1
votes

I'm starting to explore the akka-stream API and I'm looking to test it out. I have a specific use case I can't seem to find an appropriate streaming API to use.

The idea is similar to the following with a bit of a twist:

Source(1 to 10).mapAsync(num => actorRef ? Request(num)).to(Sink.foreach(println))

In this case the ask will return a single message through the future. I'd like to return more than one message for each request sent to the actor. For example:

  1. ActorRef gets sent Request(2)
  2. ActorRef sends N messages out of the flow.
  3. ActorRef gets sent Request(3)
  4. ActorRef sends M messages out of the flow.

I can add extra logic into the Actor to aggregate/buffer these extra messages into a Iterable of some sort but I'm wondering if I'm missing something in the API to handle a case like this.

The closest I've come while looking through the docs is using a Sink.actorRefWithAck and Source.queue with Flow.fromSinkAndSourceMat and passing the materialized SourceQueue to the actorRef before acking the onInitMessage. This allows control of up and downstream back pressure while handling one-to-many messages through the flow. It seems counter productive in making the Graph easy to follow.

2

2 Answers

0
votes

I believe you're looking for flatMapConcat.

Source(1 to 10).flatMapConcat(num => 
  // Dummy example - outputs first 5 successors for each incoming element
  Source(num to (num + 5))
).to(Sink.foreach(println))

This way you let Akka lift all the reactive streams weight, and you let no bare actor pollute your pipeline.

Documentation here.

0
votes

Unfortunately what you are looking for doesn't seem to exist.

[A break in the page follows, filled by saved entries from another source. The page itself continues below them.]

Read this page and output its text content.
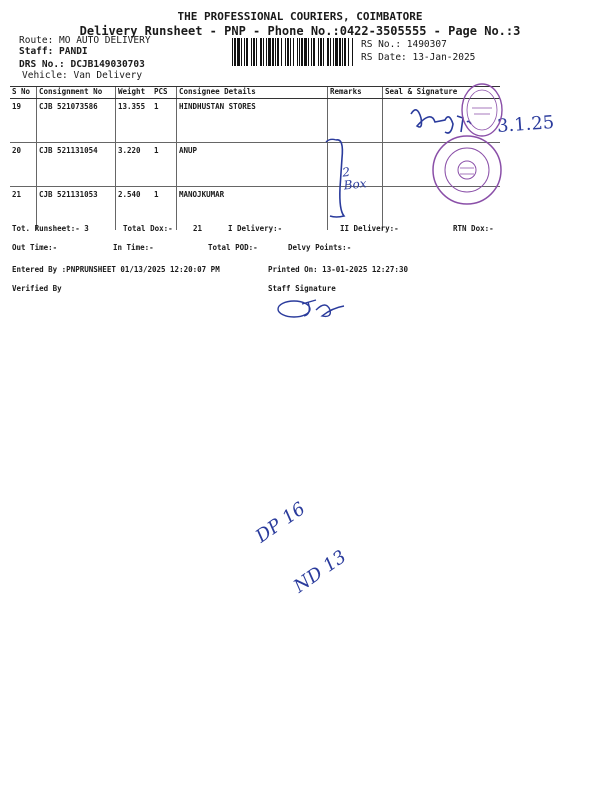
THE PROFESSIONAL COURIERS, COIMBATORE
Delivery Runsheet - PNP - Phone No.:0422-3505555 - Page No.:3
Route: MO AUTO DELIVERY
Staff: PANDI
DRS No.: DCJB149030703
Vehicle: Van Delivery
RS No.: 1490307
RS Date: 13-Jan-2025
S No	Consignment No	Weight	PCS	Consignee Details	Remarks	Seal & Signature
19	CJB 521073586	13.355	1	HINDHUSTAN STORES		
20	CJB 521131054	3.220	1	ANUP		
21	CJB 521131053	2.540	1	MANOJKUMAR		
Tot. Runsheet:- 3	Total Dox:-	21	I Delivery:-	II Delivery:-	RTN Dox:-
Out Time:-	In Time:-	Total POD:-	Delvy Points:-
Entered By :PNPRUNSHEET 01/13/2025 12:20:07 PM	Printed On: 13-01-2025 12:27:30
Verified By	Staff Signature
2 Box
3.1.25
DP 16
ND 13
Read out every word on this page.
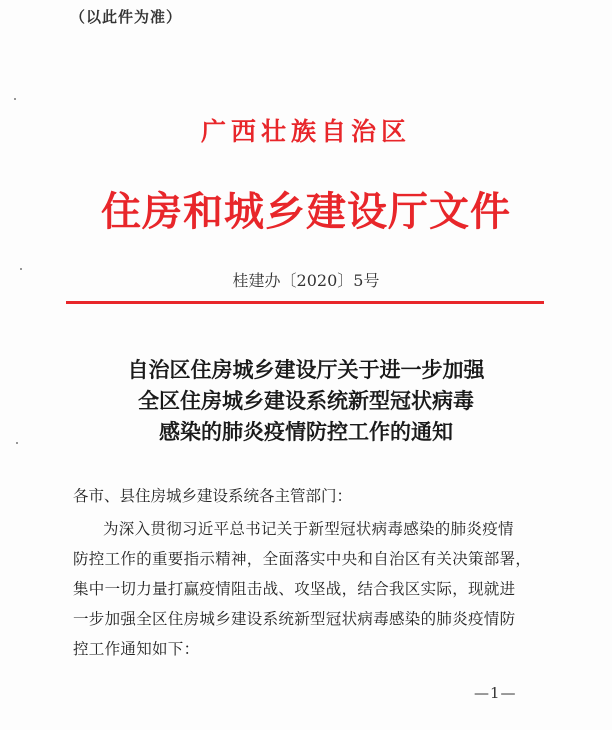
（以此件为准）
广西壮族自治区
住房和城乡建设厅文件
桂建办〔2020〕5号
自治区住房城乡建设厅关于进一步加强
全区住房城乡建设系统新型冠状病毒
感染的肺炎疫情防控工作的通知
各市、县住房城乡建设系统各主管部门：
为深入贯彻习近平总书记关于新型冠状病毒感染的肺炎疫情
防控工作的重要指示精神，全面落实中央和自治区有关决策部署，
集中一切力量打赢疫情阻击战、攻坚战，结合我区实际，现就进
一步加强全区住房城乡建设系统新型冠状病毒感染的肺炎疫情防
控工作通知如下：
—1—
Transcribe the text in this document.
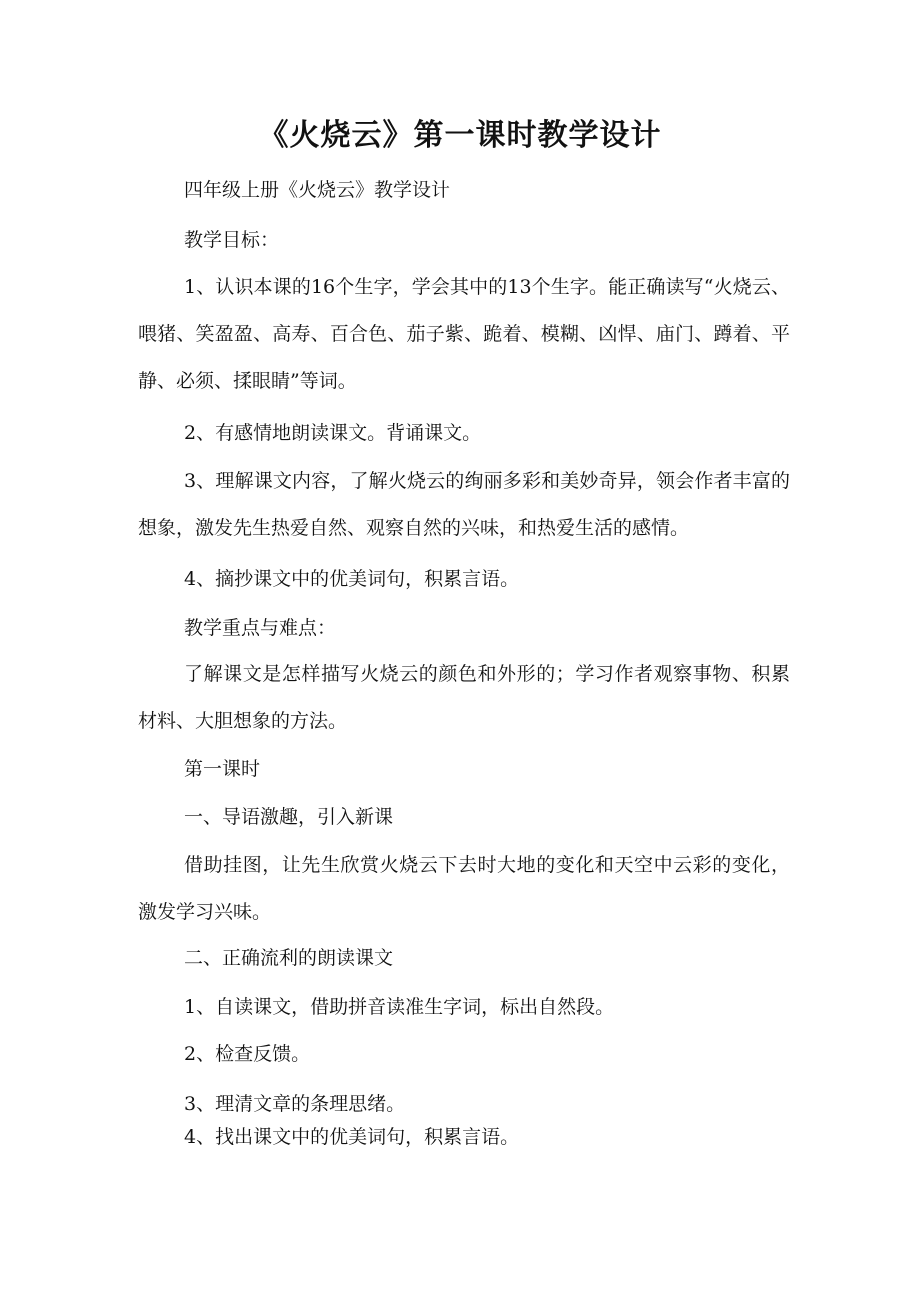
《火烧云》第一课时教学设计

四年级上册《火烧云》教学设计

教学目标：

1、认识本课的16个生字，学会其中的13个生字。能正确读写“火烧云、喂猪、笑盈盈、高寿、百合色、茄子紫、跪着、模糊、凶悍、庙门、蹲着、平静、必须、揉眼睛”等词。

2、有感情地朗读课文。背诵课文。

3、理解课文内容，了解火烧云的绚丽多彩和美妙奇异，领会作者丰富的想象，激发先生热爱自然、观察自然的兴味，和热爱生活的感情。

4、摘抄课文中的优美词句，积累言语。

教学重点与难点：

了解课文是怎样描写火烧云的颜色和外形的；学习作者观察事物、积累材料、大胆想象的方法。

第一课时

一、导语激趣，引入新课

借助挂图，让先生欣赏火烧云下去时大地的变化和天空中云彩的变化，激发学习兴味。

二、正确流利的朗读课文

1、自读课文，借助拼音读准生字词，标出自然段。

2、检查反馈。

3、理清文章的条理思绪。

4、找出课文中的优美词句，积累言语。
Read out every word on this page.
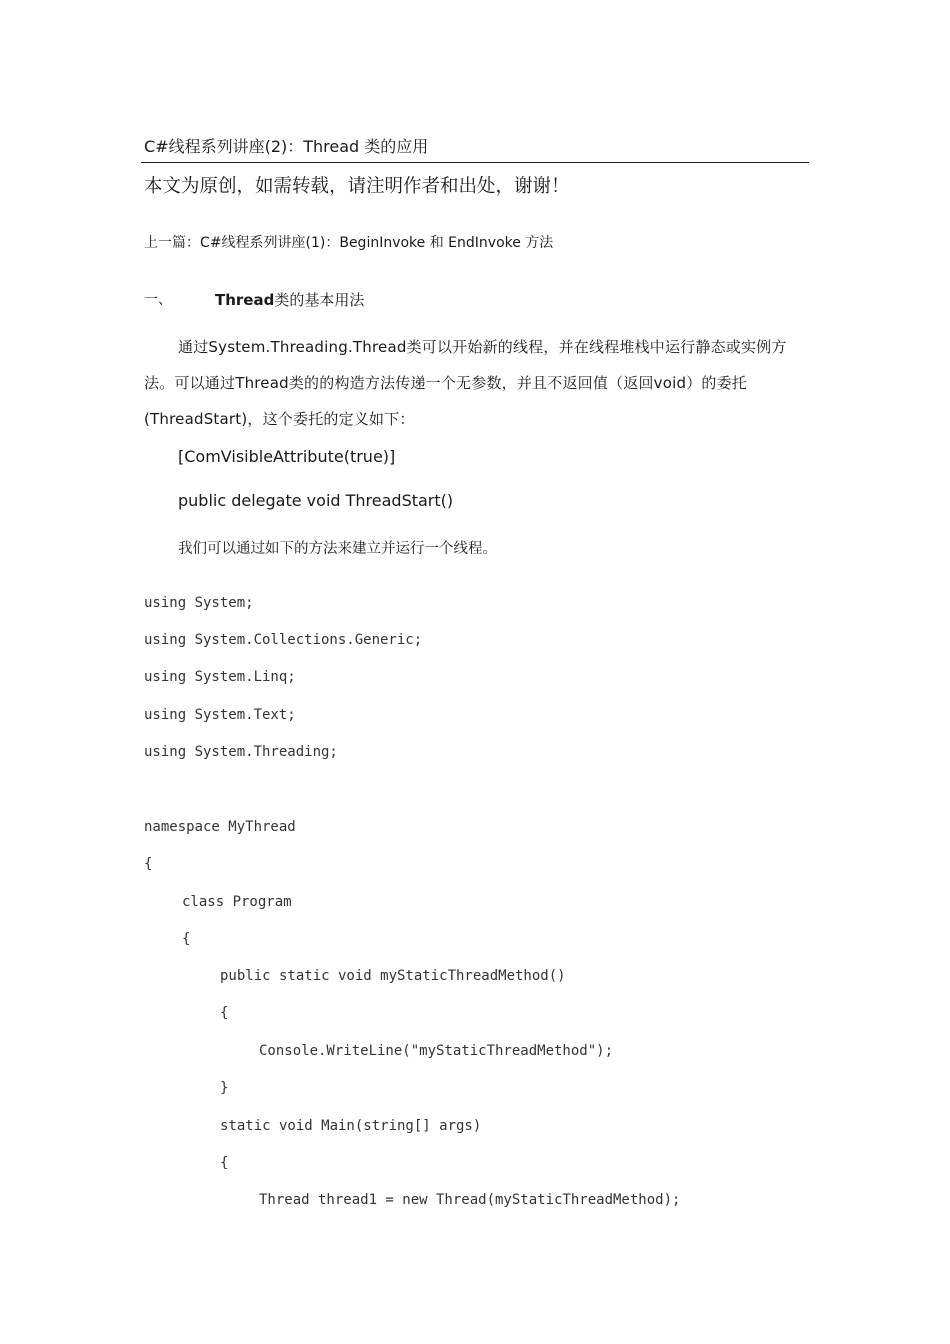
C#线程系列讲座(2)：Thread 类的应用
本文为原创，如需转载，请注明作者和出处，谢谢！
上一篇：C#线程系列讲座(1)：BeginInvoke 和 EndInvoke 方法
一、	Thread类的基本用法
通过System.Threading.Thread类可以开始新的线程，并在线程堆栈中运行静态或实例方法。可以通过Thread类的的构造方法传递一个无参数，并且不返回值（返回void）的委托(ThreadStart)，这个委托的定义如下：
[ComVisibleAttribute(true)]
public delegate void ThreadStart()
我们可以通过如下的方法来建立并运行一个线程。
using System;
using System.Collections.Generic;
using System.Linq;
using System.Text;
using System.Threading;
namespace MyThread
{
class Program
{
public static void myStaticThreadMethod()
{
Console.WriteLine("myStaticThreadMethod");
}
static void Main(string[] args)
{
Thread thread1 = new Thread(myStaticThreadMethod);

The ask pattern, e.g. the ? method, can only return 1 value. Therefore, when you do something like

type Input = ???
type Outupt = ???

def askActorFlow(actorRef : ActorRef) : Flow[Input, Output, NotUsed] = 
  Flow[Input] mapAsync { input => (actorRef ? input).mapTo[Output] }

You can only get 1 value at a time back from the ActorRef.

The work around you suggested, e.g. "add extra logic into the Actor to aggregate/buffer these extra messages into a Iterable", is a better solution anyway. It makes it easier for your Actor users to know they will get only 1 response back for any query. Otherwise, the user will never truly know if they've gotten the "complete" answer back from the Actor after a query or if more data is forthcoming.